Boeing’s contract to build three large satellites for Mobile Satellite Ventures (MSV) includes a vendor-financing agreement but does not carry heavy risks for the satellite builder, Boeing officials said.
In Jan. 11 interviews following a conference call announcing the deal, Boeing Space and Intelligence Systems General Manager Howard Chambers and Stephen T. O’Neill, president of Boeing Satellite Systems International, sought to portray the MSV agreement as in keeping with Boeing’s recently cautious approach to the commercial satellite sector.
Apart from a big order from DirecTV Group in 2004, the El Segundo, Calif.-based Boeing satellite division has remained largely on the sidelines of commercial satellite competitions in the last three years. Like the DirecTV satellites, the MSV satellites are the kind of large and relatively more profitable satellites that Boeing officials have said they will concentrate on in the commercial market.

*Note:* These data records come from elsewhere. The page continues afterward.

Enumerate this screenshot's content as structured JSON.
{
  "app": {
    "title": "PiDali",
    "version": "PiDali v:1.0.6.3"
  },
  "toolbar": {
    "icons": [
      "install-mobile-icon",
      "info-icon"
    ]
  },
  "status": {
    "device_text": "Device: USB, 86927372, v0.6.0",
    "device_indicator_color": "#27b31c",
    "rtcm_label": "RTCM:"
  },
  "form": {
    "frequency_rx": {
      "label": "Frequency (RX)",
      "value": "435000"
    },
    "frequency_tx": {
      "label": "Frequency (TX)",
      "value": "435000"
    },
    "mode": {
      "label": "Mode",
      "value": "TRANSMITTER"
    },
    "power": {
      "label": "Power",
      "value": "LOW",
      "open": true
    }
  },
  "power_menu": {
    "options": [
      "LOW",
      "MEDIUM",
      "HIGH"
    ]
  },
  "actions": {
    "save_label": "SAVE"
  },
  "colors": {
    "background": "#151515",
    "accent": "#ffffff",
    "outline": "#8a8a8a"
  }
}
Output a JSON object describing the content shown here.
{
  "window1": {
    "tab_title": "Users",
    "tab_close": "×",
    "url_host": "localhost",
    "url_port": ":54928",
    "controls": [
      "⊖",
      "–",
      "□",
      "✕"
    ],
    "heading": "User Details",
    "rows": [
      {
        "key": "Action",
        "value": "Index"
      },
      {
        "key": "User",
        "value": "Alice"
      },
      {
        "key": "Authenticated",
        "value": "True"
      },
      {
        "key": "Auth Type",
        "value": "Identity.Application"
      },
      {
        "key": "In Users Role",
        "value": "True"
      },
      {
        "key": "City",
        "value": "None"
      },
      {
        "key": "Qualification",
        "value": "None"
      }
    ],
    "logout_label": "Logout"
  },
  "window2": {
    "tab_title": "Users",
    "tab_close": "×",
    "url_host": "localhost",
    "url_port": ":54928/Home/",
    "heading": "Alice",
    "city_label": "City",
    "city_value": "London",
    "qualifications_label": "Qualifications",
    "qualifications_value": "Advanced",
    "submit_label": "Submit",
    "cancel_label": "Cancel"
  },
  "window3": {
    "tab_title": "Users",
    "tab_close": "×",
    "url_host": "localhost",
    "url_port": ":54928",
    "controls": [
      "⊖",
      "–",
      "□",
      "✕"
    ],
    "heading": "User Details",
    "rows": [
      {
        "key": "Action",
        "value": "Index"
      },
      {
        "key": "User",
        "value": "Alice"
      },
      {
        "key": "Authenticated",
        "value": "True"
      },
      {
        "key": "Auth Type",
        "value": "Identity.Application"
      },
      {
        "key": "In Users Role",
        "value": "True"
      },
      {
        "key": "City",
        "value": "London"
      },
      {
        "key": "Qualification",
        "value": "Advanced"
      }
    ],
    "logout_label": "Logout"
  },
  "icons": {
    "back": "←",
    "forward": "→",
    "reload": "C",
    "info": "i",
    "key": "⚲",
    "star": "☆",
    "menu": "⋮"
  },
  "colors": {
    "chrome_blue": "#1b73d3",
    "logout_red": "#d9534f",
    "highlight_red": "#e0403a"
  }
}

The company has made it clear that, following painful cost increases and schedule delays on previous commercial programs, it would no longer enter cutthroat competitions on the more routine satellite contracts in which the winning bid is only marginally profitable at best.
That policy has kept Boeing out of the winner’s circle in most commercial satellite orders. Alone among the major manufacturers, Boeing booked no new commercial satellite contracts in 2005.
The MSV contract announced Jan. 11 is valued at $500 million to just under $1 billion, depending on options, said Alexander H. Good, MSV’s chief executive. In a conference call, Good said Boeing’s agreement to a vendor-financing package was an important factor in MSV’s choice of contractor.
But O’Neill said the agreement should not be seen as one in which Boeing is taking uncharacteristic risks. “I would not characterize this as heavy-vendor financing,” O’Neill said.
Chambers said MSV met all of Boeing’s satellite-bid criteria, as do two or three other commercial satellite contracts to be decided in 2006.
“The direction I have been given [by Boeing management] is that we can look at any number of alternatives, but we have to provide a good business deal for Boeing,” Chambers said.
Boeing said the MSV contract is its biggest since a $1 billion September 1997 award, by Thuraya Satellite Telecommunications Co. of Abu Dhabi , for that company’s satellite-telephone system. The Thuraya contract included the construction of two satellites and the launch of one of them, plus satellite-telephone handsets and other ground gear.
Boeing made a small equity investment in Thuraya. Chambers said the company is not investing in MSV.
O’Neill said the MSV agreement is similar to Thuraya in that it calls for Boeing to take responsibility for several aspects of the MSV ground network. “We have taken system responsibility,” O’Neill said.
Reston, Va.-based MSV will be launching the first satellite in late 2009, with a second to be ready for launch five months later. The first two spacecraft will replace the two aging MSAT satellites operated for U.S. and Canadian customers. The third satellite, to be completed five months after the second, will target the South American market.
Each satellite is expected to weigh 5,500 kilograms at launch and to feature a 22-meter-diameter deployable mesh antenna — a larger version of the antennae used by Thuraya. Each spacecraft, based on Boeing’s 702 platform, will have a 15-year service life, provide 11,000 kilowatts of power at the end of its operational life and permit up to 10,000 simultaneous voice links.
The digital signal processor on the MSV satellites will be similar to the processors on board the U.S. Defense Department’s Wideband Gapfiller spacecraft and will not require new research and development investment, Chambers said.
While MSV has U.S. and Canadian regulatory approval to launch its satellites and deploy an elaborate network of ground-based signal amplifiers, called Ancillary Terrestrial Components, the company has yet to secure landing rights in Latin America.
Good said the company has enough cash on hand to continue its operations “well into 2007.” Further funding will be needed to complete payments to Boeing and to secure launch services for the satellites.
In addition, MSV this year will begin searching for one or more strategic partners — existing wireless carriers are one possibility — to help finance deployment of the signal amplifiers. Industry officials have estimated that for MSV to deliver on its promised business model, at least several hundred million dollars will be needed to deploy the ground repeaters.
Good repeated during the conference call that MSV’s service will be to mobile phones no bigger than today’s models, and that the signal will penetrate into buildings to the same extent as a terrestrial cellular signal.